『嫌な女』(桂望実)_書評という名の読書感想文

『嫌な女』桂 望実 光文社文庫 2013年8月5日6刷

嫌な女 (光文社文庫)

初対面の相手でも、たちまちするりとその懐に入ってしまう。小谷夏子は男をその気にさせる天才だ。彼女との未来を夢見た男は、いつの間にか自らお金を出してしまうのだ。そんな生来の詐欺師を遠縁に持つ弁護士・石田徹子は、夏子がトラブルを起こすたび、解決に引っぱり出されるのだが・・・・・・・。対照的な二人の女性の人生を鮮やかに描き出し、豊かな感動をよぶ傑作長編。(光文社文庫)

読み出してしばらくは、これほどまで感動的な話だとは思いもしませんでした。終盤になり、思わず涙ぐんだのは、主人公である二人の女性の人生はもとより、二人に深く関わる、少なくはない人物の人生にも共通するある想いに強く感じ入ったからだと思います。

なかなかに、人は思い通りには生きられません。たとえそれが (この物語に登場する) 何店舗もの店の経営者であったとしても、大学に勤める研究者でも。有能な女弁護士や男に夢を見させる天才詐欺師であったとしてもです。

皆は等しく同様に、何かしら不安や不満を抱えて生きています。思った通りに生きられず、わかり合える誰かと出会えることを強く願っています。

これは、天才詐欺師の物語である。嘘つきで、意地悪で、生来の詐欺師、小谷夏子の波瀾の人生を描く物語である。

絶世の美女というわけでもないのに、みんなが惹きつけられる。夏子といると訳もなく楽しくなってみんなが笑顔になる。嘘つきで、意地悪で、迷惑な存在ではあるのだが、一方でそういう魅力に富んだ女性なのである。

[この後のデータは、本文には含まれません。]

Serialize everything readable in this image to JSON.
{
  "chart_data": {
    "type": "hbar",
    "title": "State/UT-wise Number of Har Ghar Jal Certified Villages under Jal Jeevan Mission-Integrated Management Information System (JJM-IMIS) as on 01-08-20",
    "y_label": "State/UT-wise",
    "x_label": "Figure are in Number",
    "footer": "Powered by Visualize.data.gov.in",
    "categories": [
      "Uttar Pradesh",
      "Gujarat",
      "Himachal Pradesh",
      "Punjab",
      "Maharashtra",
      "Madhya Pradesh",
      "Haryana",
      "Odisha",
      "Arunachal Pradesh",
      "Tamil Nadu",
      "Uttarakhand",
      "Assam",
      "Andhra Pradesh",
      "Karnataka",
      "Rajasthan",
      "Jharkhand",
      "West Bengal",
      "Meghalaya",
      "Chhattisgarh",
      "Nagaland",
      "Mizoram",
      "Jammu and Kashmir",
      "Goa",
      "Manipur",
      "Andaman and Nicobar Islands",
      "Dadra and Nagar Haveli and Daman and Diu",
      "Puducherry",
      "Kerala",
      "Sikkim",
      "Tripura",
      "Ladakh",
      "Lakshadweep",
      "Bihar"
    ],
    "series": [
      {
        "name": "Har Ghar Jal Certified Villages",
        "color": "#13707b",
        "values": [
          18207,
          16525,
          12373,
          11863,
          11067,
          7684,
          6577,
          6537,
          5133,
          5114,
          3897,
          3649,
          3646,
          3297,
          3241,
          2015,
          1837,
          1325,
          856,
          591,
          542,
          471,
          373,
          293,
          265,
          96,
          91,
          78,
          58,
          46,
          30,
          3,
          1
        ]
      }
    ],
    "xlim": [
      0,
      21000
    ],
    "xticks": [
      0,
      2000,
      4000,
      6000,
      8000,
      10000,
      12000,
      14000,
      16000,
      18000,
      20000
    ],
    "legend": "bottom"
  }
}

この小谷夏子という詐欺師の造形が圧巻だ。本書が成功した半分の因はそこにある。では残りの半分とは何か。

それは本書の構成を見ればいい。つまり、弁護士石田徹子の側から描くという構成だ。石田徹子にとって夏子は、祖母の妹の孫、つまり遠縁にあたるが、徹子が新米弁護士であった二十四歳のときに、十七年ぶりに突然連絡が来るまでそれほど親しい相手ではなかった。

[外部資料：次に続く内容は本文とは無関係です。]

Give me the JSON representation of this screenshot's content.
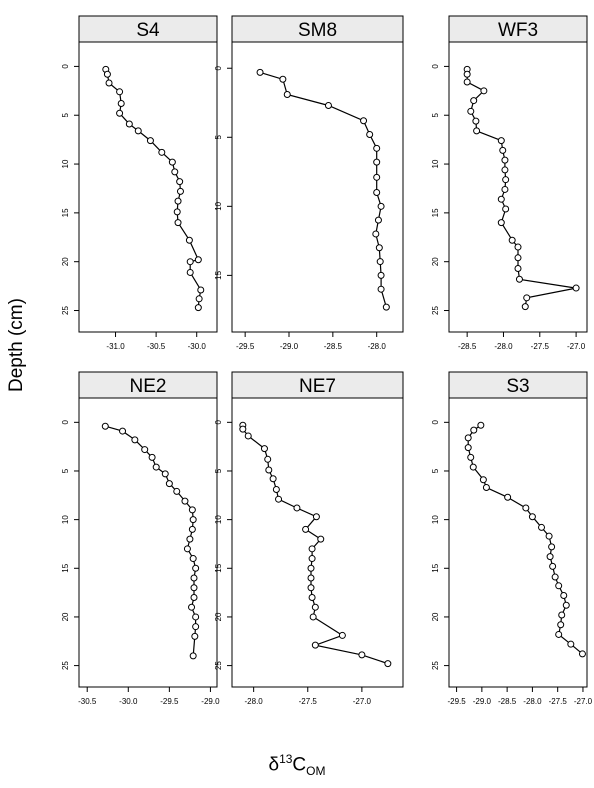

むしろ嫌な思い出のある相手である。七歳の夏休み、祖母の家に遊びにいくと同い年の夏子がいた。裁縫の好きな祖母が作ったお揃いのワンピースをその場で着せられた翌日、徹子のワンピースはびりびりに裂かれて洗濯機の中に放りこまれていた。犯人は夏子だったが、最後まで謝らなかった。そういう相手であるから親しくもない。

それが十七年ぶりに電話してきて、困ったことがあるから相談したいと言う。ここから数年に一度、慰謝料を請求されたとか、金を返せと言われたとか、困ったことがあるたびに夏子から連絡がくるという関係が始まっていく。(解説より)

最初の依頼から5年後に2回目の依頼があり、そのまた7年後に3回目、その後も4年、7年、9年、9年、6年と間隔を空け、夏子からの依頼は途切れることなく続きます。

その間、夏子は結婚して離婚して、若い男と付き合ったり、年寄りを騙したり、病院の掃除婦をしたり、旅館の仲居をしたり、会うたびに仕事が変わっています。弘前、名古屋、和歌山、山口と住まいも転々とし、その度徹子は呼び出され、その地を訪ねます。

当然ながら、語り手の徹子も年を取っていきます。荻原法律事務所に入ったばかりの24歳の徹子は、最終章では事務所をリタイアし、71歳になっています。

この小説は、単に一つや二つの事件の話ではありません。必ずしも思い通りとはいかない、長い長い人生 (の話) が綴られています。(感涙! )

この本を読んでみてください係数 85/100

嫌な女 (光文社文庫)

◆桂 望実
1965年東京都生まれ。
大妻女子大学文学部国文科卒業。